携帯の持ち込みとエロ本の持ち込みはどちらが重罪でしょうか。答えは闇の中です。しかし、なんとしてもこの存在を隠し通さねばならないことだけは確かです。

幸いなことに、私の持ち物チェックを担当するのはT先生でした。T先生には普段から「俺携帯持ってないんですよ」と愚痴っていたので、私の事情を把握してくれているはずです。荷物チェックも斟酌してくれるかもしれません。

生徒全員が机の上にバッグを置かされます。「バックを開けて待機。ごまかしたり隠したりできないように、必要以外触るな」という指示が出されます。私もバッグの口を開けます。私のエロ本と外界を隔てる鉄扉が開け放たれた訳です。当然、他の人間には知る由もないことです。

幸いリュックタイプのバッグだったので、奥底にあるエロ本は一瞥しただけでは見えません。しかし念には念を入れて、バッグの中に入れていた大量の魚肉ソーセージ(6本入りが3束くらい)をバラして上の方に置き、少しでもカモフラージュできるよう試みました。この魚肉ソーセージはおやつとして持ち込んでいたもので、これは校則に違反するものではありませんでした。

一人、また一人と荷物チェックが終わり、とうとう私の番です。先生が私の席にやってきました。まずは定石通り、荷物チェック不要論を持ち出し説得を試みます。

「先生、俺携帯持ってないですよ?」

T先生は頷きました。

「知ってるけど、形だけね」

N先生もいる手前、特定の生徒だけ荷物チェックを省略することはできないのでしょう。省略したことがN先生に知られれば、却って怪しまれます。

しかし、『形だけ』と仰いますが、私にはその『形だけ』が大問題なのです。

『形だけ』のつもりでバッグの奥底から私のエロ本を掘り起こしてごらんなさい、大惨事になるに決まっています。先生はその責任が取れますか。私はそう言いたいのをぐっと堪えました。

プランBを試みます。

「先生、俺マジで恥ずかしいんですよ。このギョニソのこと、誰にも言わないでくださいね」

ヒソヒソ声でそう言いながら、バッグの中の大量の魚肉ソーセージを見せました。

T先生が覗き込みます。想定外のことだったのでしょう、突然視界に入り込んだ大量の魚肉ソーセージに吹き出しそうになり必死に堪えていました。立派なものです。

ここがチャンスとばかりに私が畳みかけます。

「先生、マジで言わないでくださいね! 恥ずいんで!」

バッグを揺すって魚肉ソーセージを際立たせながら、そう主張します。先生は笑いを堪えながら頷き、結局バッグはノータッチのままで次の生徒のところへ行きました。
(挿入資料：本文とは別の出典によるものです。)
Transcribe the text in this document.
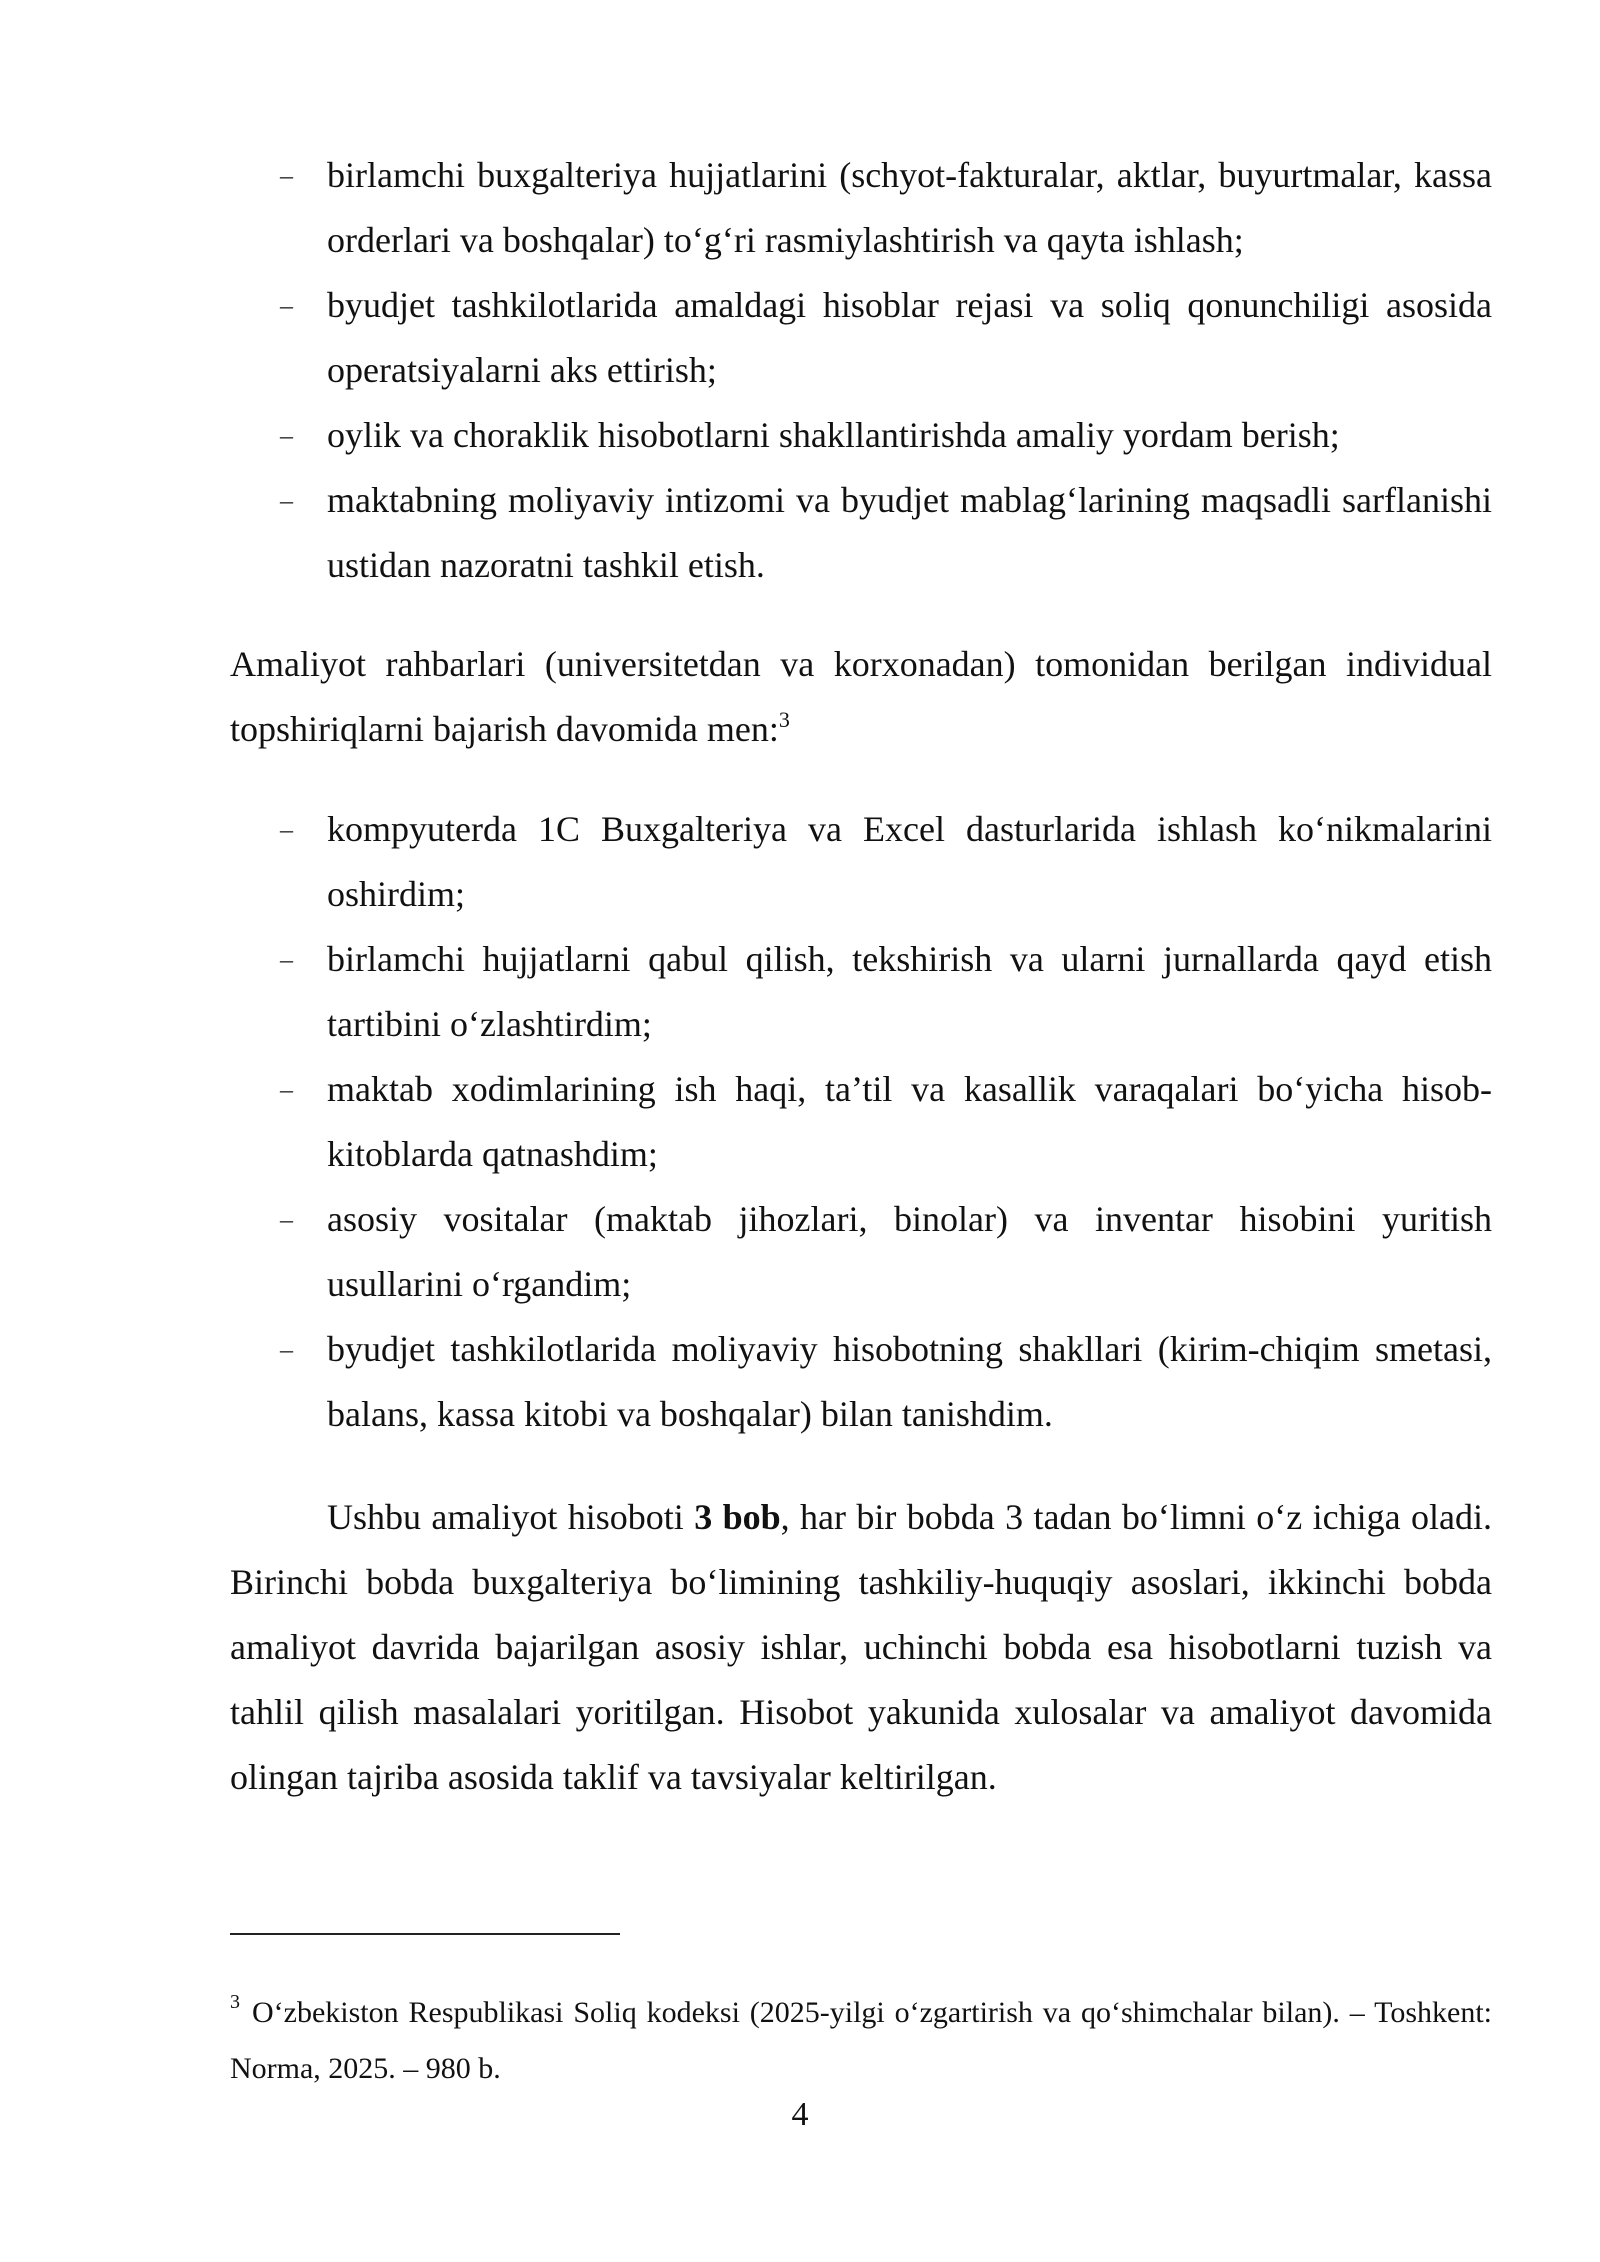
– birlamchi buxgalteriya hujjatlarini (schyot-fakturalar, aktlar, buyurtmalar, kassa orderlari va boshqalar) to‘g‘ri rasmiylashtirish va qayta ishlash;
– byudjet tashkilotlarida amaldagi hisoblar rejasi va soliq qonunchiligi asosida operatsiyalarni aks ettirish;
– oylik va choraklik hisobotlarni shakllantirishda amaliy yordam berish;
– maktabning moliyaviy intizomi va byudjet mablag‘larining maqsadli sarflanishi ustidan nazoratni tashkil etish.

Amaliyot rahbarlari (universitetdan va korxonadan) tomonidan berilgan individual topshiriqlarni bajarish davomida men:$^3$

– kompyuterda 1C Buxgalteriya va Excel dasturlarida ishlash ko‘nikmalarini oshirdim;
– birlamchi hujjatlarni qabul qilish, tekshirish va ularni jurnallarda qayd etish tartibini o‘zlashtirdim;
– maktab xodimlarining ish haqi, ta’til va kasallik varaqalari bo‘yicha hisob-kitoblarda qatnashdim;
– asosiy vositalar (maktab jihozlari, binolar) va inventar hisobini yuritish usullarini o‘rgandim;
– byudjet tashkilotlarida moliyaviy hisobotning shakllari (kirim-chiqim smetasi, balans, kassa kitobi va boshqalar) bilan tanishdim.

Ushbu amaliyot hisoboti 3 bob, har bir bobda 3 tadan bo‘limni o‘z ichiga oladi. Birinchi bobda buxgalteriya bo‘limining tashkiliy-huquqiy asoslari, ikkinchi bobda amaliyot davrida bajarilgan asosiy ishlar, uchinchi bobda esa hisobotlarni tuzish va tahlil qilish masalalari yoritilgan. Hisobot yakunida xulosalar va amaliyot davomida olingan tajriba asosida taklif va tavsiyalar keltirilgan.

$^3$ O‘zbekiston Respublikasi Soliq kodeksi (2025-yilgi o‘zgartirish va qo‘shimchalar bilan). – Toshkent: Norma, 2025. – 980 b.
4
周囲の生徒はその一部始終を見ていた筈ですが(やりとりは聞えないようにボリュームは調整していました)、彼らも私が携帯電話を持っていないことを知っていたので、荷物チェックを省略したと解釈してくれたのでしょう。特にトラブルになることなく切り抜けられました。

それからというもの、私はエロ本だけではなく魚肉ソーセージもバッグの中に常備するようになりました。

このように、魚肉ソーセージは手軽にタンパク質を摂取できる保存食という面だけではなく、謂れなき携帯使用の冤罪から身を守ったり、ひいては「エロ本王子」として高校時代の青春を過ごす危機を乗り切るなど、多様な用途があります。

私の青春は、間違いなく魚肉ソーセージに救われました。読者の皆様におかれましては、今後スーパーで魚肉ソーセージを見かけることがありましたら、人知れずエロ本をカモフラージュした魚肉ソーセージの雄姿に思いを馳せていただければ幸いです。